I think this is right, but there remains something here that makes me uneasy. Part of the problem with the ‘tactic’ is that it assumes a relationship of ‘us’ and ‘them’: ‘us’, those without access to power to conceptualise and shape the world; ‘them’, those who have it. Even though Nield is suggesting is that ‘we’ do have some power to build an alternative world, there’s still a very clear sense of ‘us’ and ‘them’. ‘Our’ alternative to ‘their’ space. But it isn’t exactly like that, is it?
It isn’t exactly like that, at any rate, if you are a member of UCU marching against the government cuts.
My reading on the way home further complicated this ‘us’ and ‘them’ notion, as I read in Jonathan Shapiro Anjaria and Colin McFarlane’s fascinating edited book, Urban Navigations: Politics, Space and the City in South Asia, and particularly Urmi Sengupta’s account of squatters in Kathmandu whose struggle to ‘join the formal sector’ and to be recognised as legitimate has been such that they can now be recognised ‘as strategic actors…making a claim on the urban space and modifying urbanism as we know it’ (Sengupta 125 and 133). The mark of success here, is the transition from tactic to strategy, from ‘us’ to ‘them’. That doesn’t mean selling out, it means that people are seeking agency.
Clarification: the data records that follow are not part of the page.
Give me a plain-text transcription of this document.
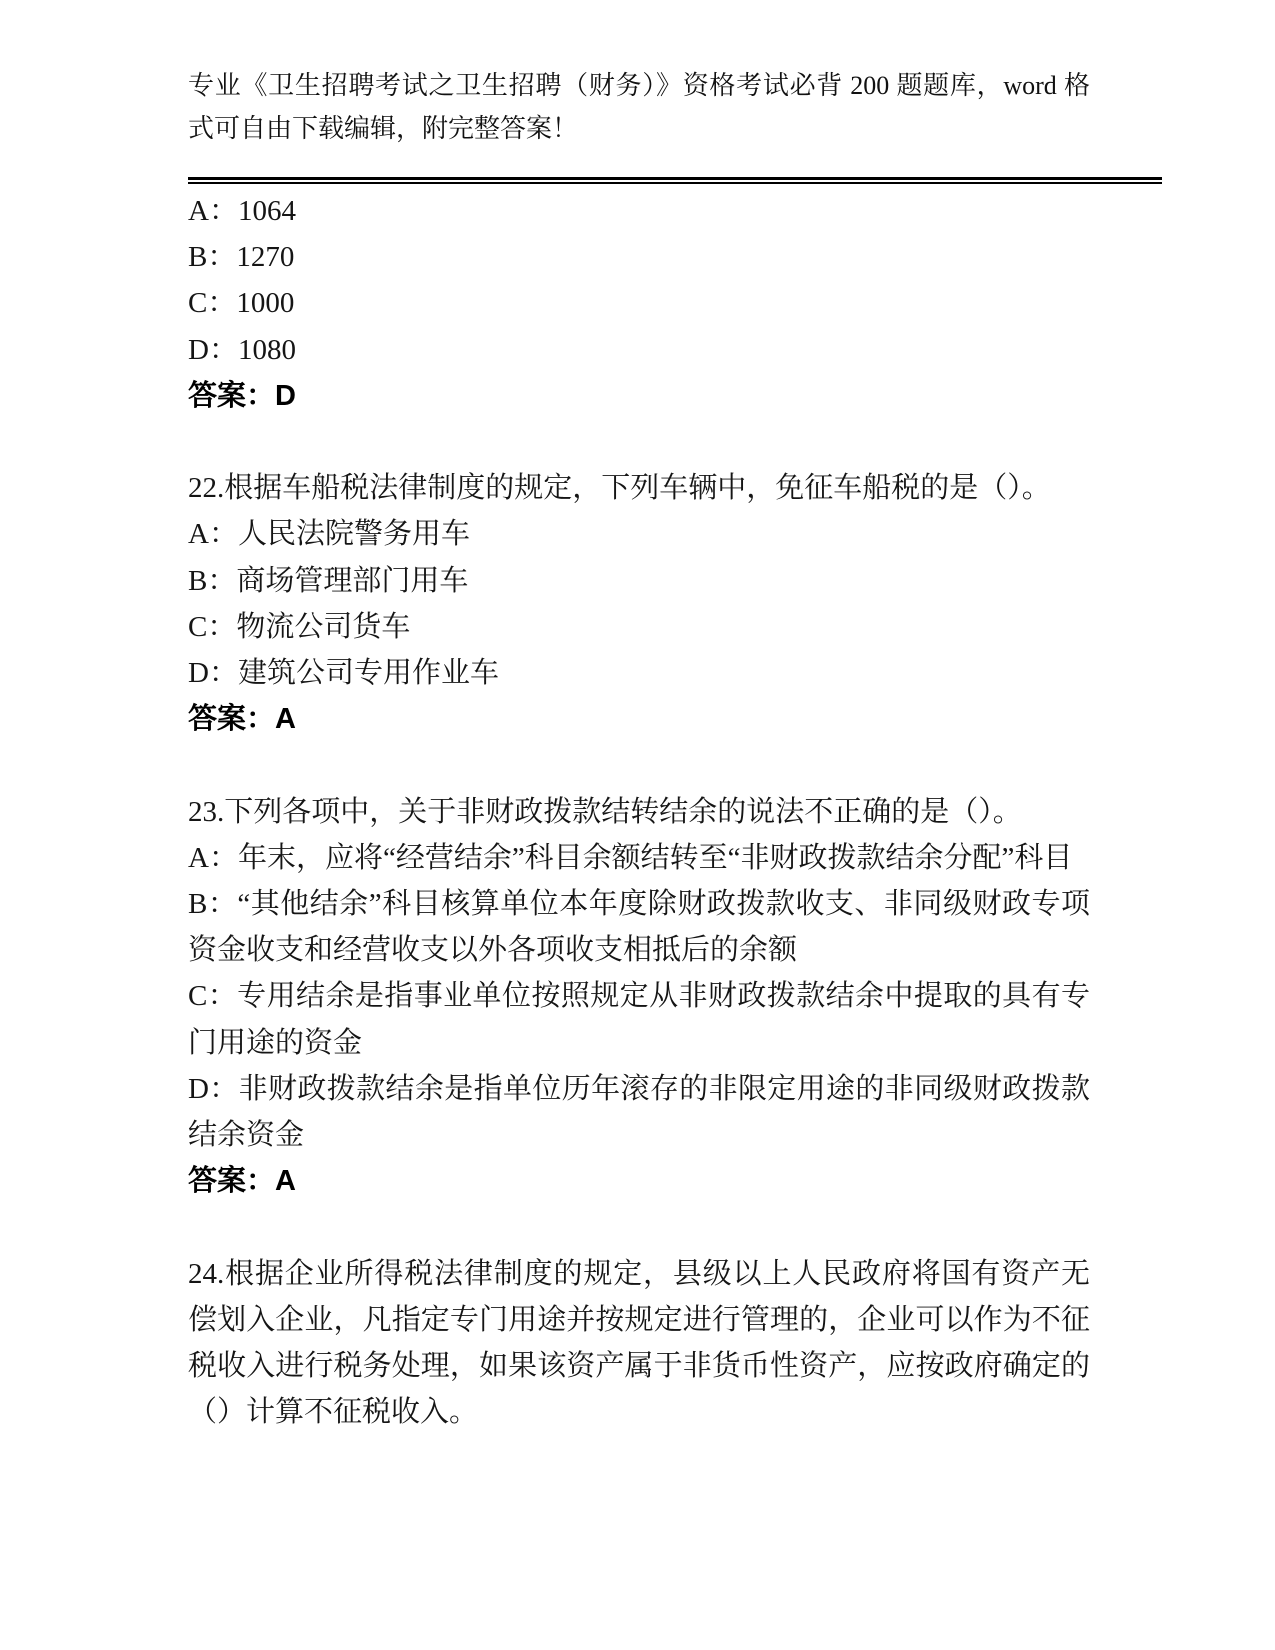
专业《卫生招聘考试之卫生招聘（财务）》资格考试必背 200 题题库，word 格式可自由下载编辑，附完整答案！

A：1064

B：1270

C：1000

D：1080

答案：D

22.根据车船税法律制度的规定，下列车辆中，免征车船税的是（）。

A：人民法院警务用车

B：商场管理部门用车

C：物流公司货车

D：建筑公司专用作业车

答案：A

23.下列各项中，关于非财政拨款结转结余的说法不正确的是（）。

A：年末，应将“经营结余”科目余额结转至“非财政拨款结余分配”科目

B：“其他结余”科目核算单位本年度除财政拨款收支、非同级财政专项资金收支和经营收支以外各项收支相抵后的余额

C：专用结余是指事业单位按照规定从非财政拨款结余中提取的具有专门用途的资金

D：非财政拨款结余是指单位历年滚存的非限定用途的非同级财政拨款结余资金

答案：A

24.根据企业所得税法律制度的规定，县级以上人民政府将国有资产无偿划入企业，凡指定专门用途并按规定进行管理的，企业可以作为不征税收入进行税务处理，如果该资产属于非货币性资产，应按政府确定的（）计算不征税收入。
I was inspired, recently, to read Ian Desai’s 2011 New York Times article (Nov 29), where he asks , ‘What would Ghandi say?’ of the contemporary Occupy Movement. He proposes that ‘Gandhi would reject the division between the 99 percent and the 1 percent.’ Non-cooperation is an invitation to cooperate. Moreover, the status quo is only maintained, transformed or worsened by our actions: ‘Gandhi explained this most pointedly when he declared that the British Empire existed because Indians had let it exist.’ Put simply in relation to our own government, they are in power because we let them be (although not exactly by voting them in, as it happens). Desai suggests that “We are the 100 percent” may not make for a dramatic slogan, but from Gandhi’s perspective, it is the only way to achieve true and lasting change in society.’
I’ve begun to like ‘We are the 100 percent’ as a slogan, actually.
Desai concludes with a theatrical metaphor: ‘Protesting in the park downtown can be quite useful. So, for that matter, can patronizing the arts…But they are most meaningful when they set the stage for constructive social action, through which we might begin to mend the world.’
So, how might they ‘set the stage’ – is it through producing new space? Yes, I think so, but the space is inside us as well as outside. When I march as ‘us’ against ‘them’, I mentally and physically take myself outside the institutions that shape the world, including my own participation in them, and rehearse the experience of standing outside them, mentally and physically.
This is a way of working out where I stand, and what I want to build.